Объяснений не будет. Будет «маленький оркестрик». Будет игра в простачка. И будет скольженье над бездной.
Чаще всего этот смертельный номер будет называться: «песенка». Поначалу жанр определен откровеннее: сентиментальный марш.
Вы часто слышали, чтобы сентиментальность воплощалась не в романс, а в марш? (Поначалу он и назвался: «романс»; я думаю, что в сборнике «Острова» они с редактором Фогельсоном решили не дразнить цензоров, однако четыре года спустя в «Веселом барабанщике» с тем же Фогельсоном восстановили: «марш»). Но чтобы марш был не духоподъемный и не траурно-возвышенный, а — сентиментальный, это вы раньше знали?
И еще: вы часто слышали, чтобы трубный глас начинался с отбоя?
И, кстати, зачем трубачу так картинно отведенный локоть? Притом, острый?
Тут мы соприкасаемся с фирменной филигранью поэта, у которого ракурсы выверены до микрона. Во-первых, так увидеть трубача может не воин-победитель, а солдат поверженный, он с земли видит силуэт.
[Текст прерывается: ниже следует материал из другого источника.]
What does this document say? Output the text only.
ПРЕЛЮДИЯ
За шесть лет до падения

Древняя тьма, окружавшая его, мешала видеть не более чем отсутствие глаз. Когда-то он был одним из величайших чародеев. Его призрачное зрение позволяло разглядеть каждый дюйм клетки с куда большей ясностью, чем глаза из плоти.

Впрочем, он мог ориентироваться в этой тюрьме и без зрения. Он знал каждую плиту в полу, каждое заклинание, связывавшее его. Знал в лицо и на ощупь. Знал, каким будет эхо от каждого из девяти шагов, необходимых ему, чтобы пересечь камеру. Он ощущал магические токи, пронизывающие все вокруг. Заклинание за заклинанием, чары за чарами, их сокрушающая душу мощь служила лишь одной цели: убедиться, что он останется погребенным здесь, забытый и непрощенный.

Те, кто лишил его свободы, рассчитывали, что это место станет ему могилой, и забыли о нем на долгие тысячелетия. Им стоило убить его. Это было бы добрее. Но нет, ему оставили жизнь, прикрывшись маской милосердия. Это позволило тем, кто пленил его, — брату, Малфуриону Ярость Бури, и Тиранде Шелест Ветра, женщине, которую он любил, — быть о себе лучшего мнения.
И, во-вторых, острый локоть — зачин сквозного мотива, пронизывающего все пять десятилетий булатовой лирики.
Представим себе внешний облик лирического героя — с юных лет, когда он — маленький, слабый, худой и больной — идет воевать на фронт, потом в когорте соратников — тонконогих, длинношеих, нелепых, очкастых — воюет с врагами в своем отечестве, потом — видит как бы со стороны свой силуэт — серый, чужой, старомодный, сутулый, — и наконец, на гордых тонких ножках семенит в святую даль (кстати, вопрос филологам: пристрастие к тонким ножкам — не реминисценция ли из Синявского, поставившего на эти ножки во время своих возмутительных «прогулок» самого Пушкина?). Вопрос к читателям Окуджавы: какой у такого героя может быть локоть? Только острый.
А у лирической героини, которую он именует в старинной манере: Ваше Величество Женщина? Она у него в потертом пальто и в стареньких туфельках, а то и в спецовочке такой промасленной, — у нее… если представить себе генеалогию… от бабушки Елизаветы и прабабушки Элисабет до тетки Ольги, жены великого Галактиона Табидзе, — что вы в конце концов вспомните? Конечно, пролетку в старом Тифлисе и — как локоть на белой подушке дрожит…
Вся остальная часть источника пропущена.